No meu aniversário, me dei de presente um toca-discos. Desde o ano passado – quando presenciei inúmeros sets vinyl only durante minha estadia em Barcelona – senti que o consumo de música via streaming não me satisfazia por completo. Pausar, pular de música, trocar de EP, ouvir inúmeras playlists, por mais contraditório que pareça, era pouco. Faltava algo. Um toque, um sentimento ou uma emoção a mais; eu só não sabia o que era.

Sou millennial. Para mim, as fitas k7 sempre foram relíquias. Quando era criança, lembro dos meus pais colocando CDs para tocar durante viagens de carro, e eu sentada no banco de trás. Já na pré-adolescência os iPods vieram à tona e pela primeira vez na vida eu poderia colocar fones de ouvido e ouvir minhas próprias músicas (majoritariamente Pop dos anos 2000) e não mais os CDs do Tim Maia, Lisa Stanfield e Madonna que meus pais cantarolavam durante horas, no repeat infinito. Acho válida a observação que ao crescer, no entanto, tomei mais gosto pelos anos 70, 80 e 90 do que pelas músicas atuais.

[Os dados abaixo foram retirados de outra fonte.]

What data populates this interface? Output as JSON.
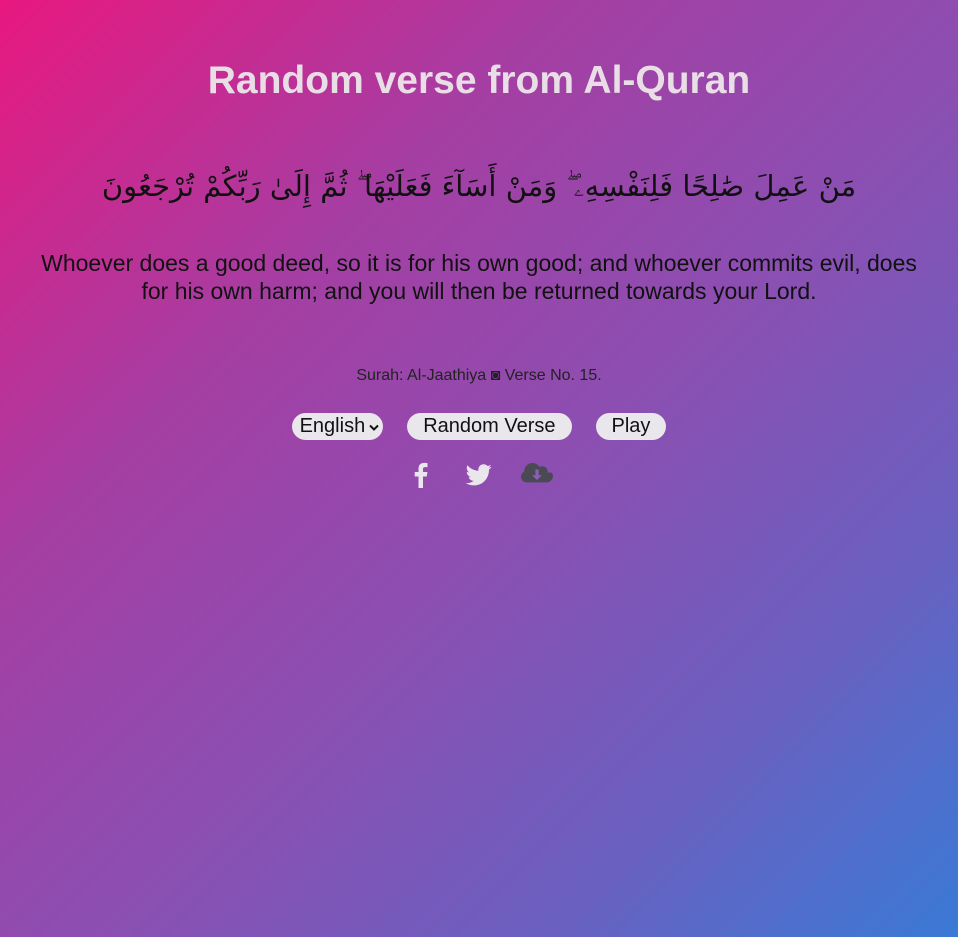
{
  "header": {
    "title": "Random verse from Al-Quran"
  },
  "verse": {
    "arabic": "مَنْ عَمِلَ صَٰلِحًا فَلِنَفْسِهِۦ ۖ وَمَنْ أَسَآءَ فَعَلَيْهَا ۖ ثُمَّ إِلَىٰ رَبِّكُمْ تُرْجَعُونَ",
    "translation": "Whoever does a good deed, so it is for his own good; and whoever commits evil, does for his own harm; and you will then be returned towards your Lord.",
    "reference": "Surah: Al-Jaathiya ◙ Verse No. 15."
  },
  "controls": {
    "language_selected": "English",
    "random_button_label": "Random Verse",
    "play_button_label": "Play"
  },
  "social": {
    "icons": [
      "facebook-icon",
      "twitter-icon",
      "cloud-download-icon"
    ],
    "colors": {
      "facebook": "#e9e6ec",
      "twitter": "#e9e6ec",
      "download": "#4a4a55"
    }
  },
  "colors": {
    "gradient_start": "#e8187f",
    "gradient_end": "#3a7ad6",
    "title": "#e9dde6",
    "button_bg": "#e9e6ec"
  }
}
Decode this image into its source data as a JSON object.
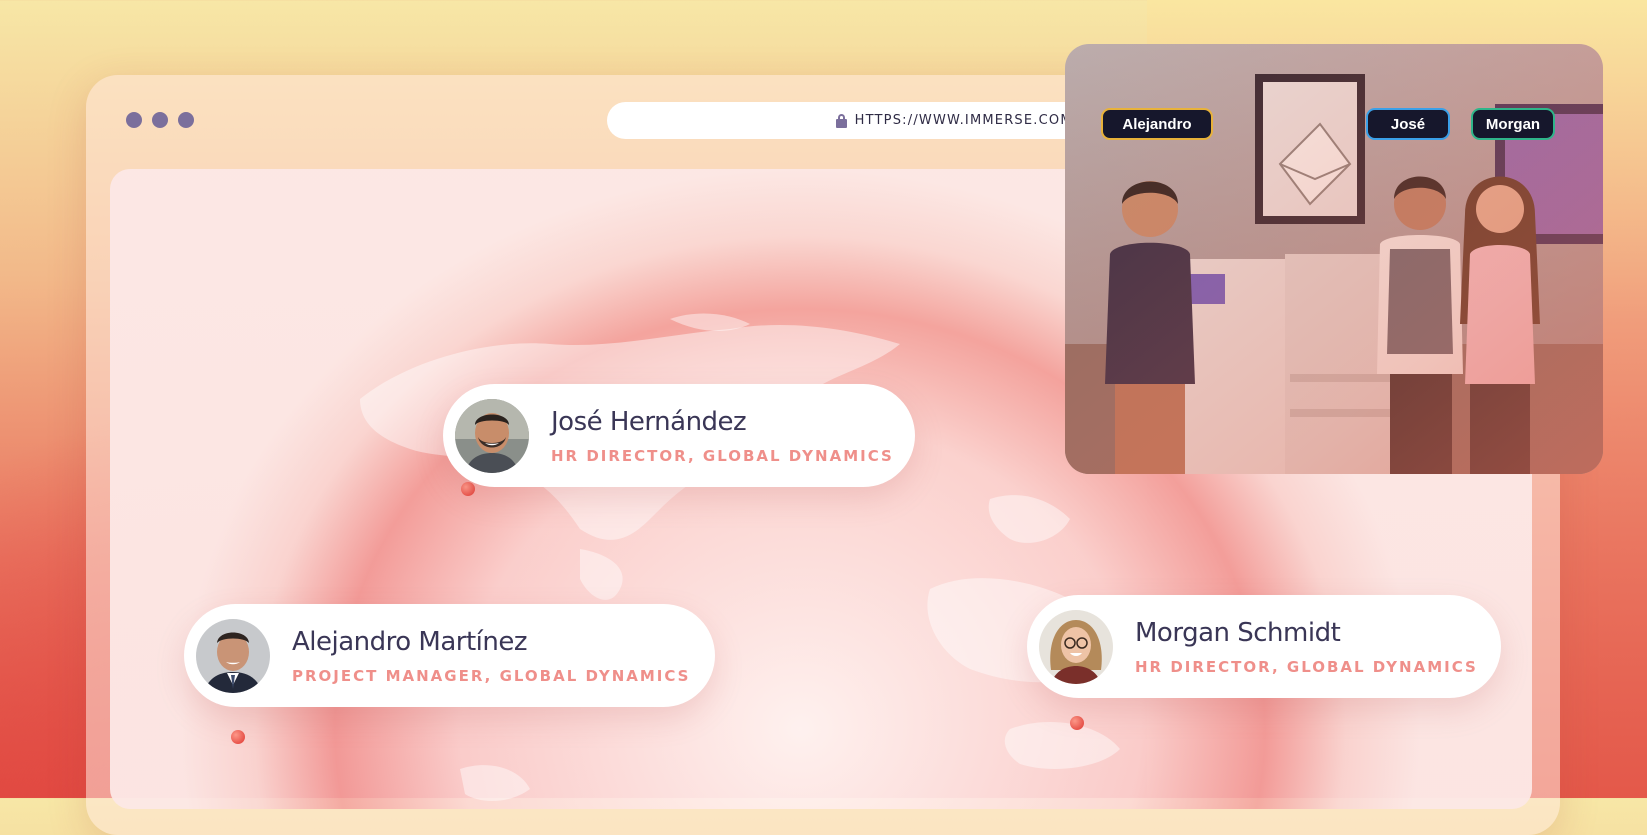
{
  "browser": {
    "url": "HTTPS://WWW.IMMERSE.COM/",
    "window_controls": [
      "dot",
      "dot",
      "dot"
    ]
  },
  "cards": [
    {
      "name": "José Hernández",
      "role": "HR DIRECTOR, GLOBAL DYNAMICS"
    },
    {
      "name": "Alejandro Martínez",
      "role": "PROJECT MANAGER, GLOBAL DYNAMICS"
    },
    {
      "name": "Morgan Schmidt",
      "role": "HR DIRECTOR, GLOBAL DYNAMICS"
    }
  ],
  "video": {
    "participants": [
      {
        "label": "Alejandro",
        "border": "#e8b23a"
      },
      {
        "label": "José",
        "border": "#3aa0e8"
      },
      {
        "label": "Morgan",
        "border": "#2fb58a"
      }
    ]
  },
  "colors": {
    "accent": "#ef8f8a",
    "name_text": "#3a3656",
    "dots": "#7b6f9c"
  }
}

Nos últimos 5 anos, música eletrônica virou meu gênero favorito. Independente da hora e do momento, alguma vertente sempre encaixa como luva no contexto. Minha trajetória musical foi do mainstream ao underground. Passei pelo EDM, trance, brazilian bass, hard techno, progressive house, Detroit house, e atualmente estou na minha fase minimal e electro dos anos 90. Mas essa farofa toda de vertentes e BPMs foi acompanhada, lado a lado, de uma pesquisa musical – agradeço aos amigos de longa e curta data que me apresentaram tantos artistas, sets e tracks novas, ajudando a aprofundar minha pesquisa.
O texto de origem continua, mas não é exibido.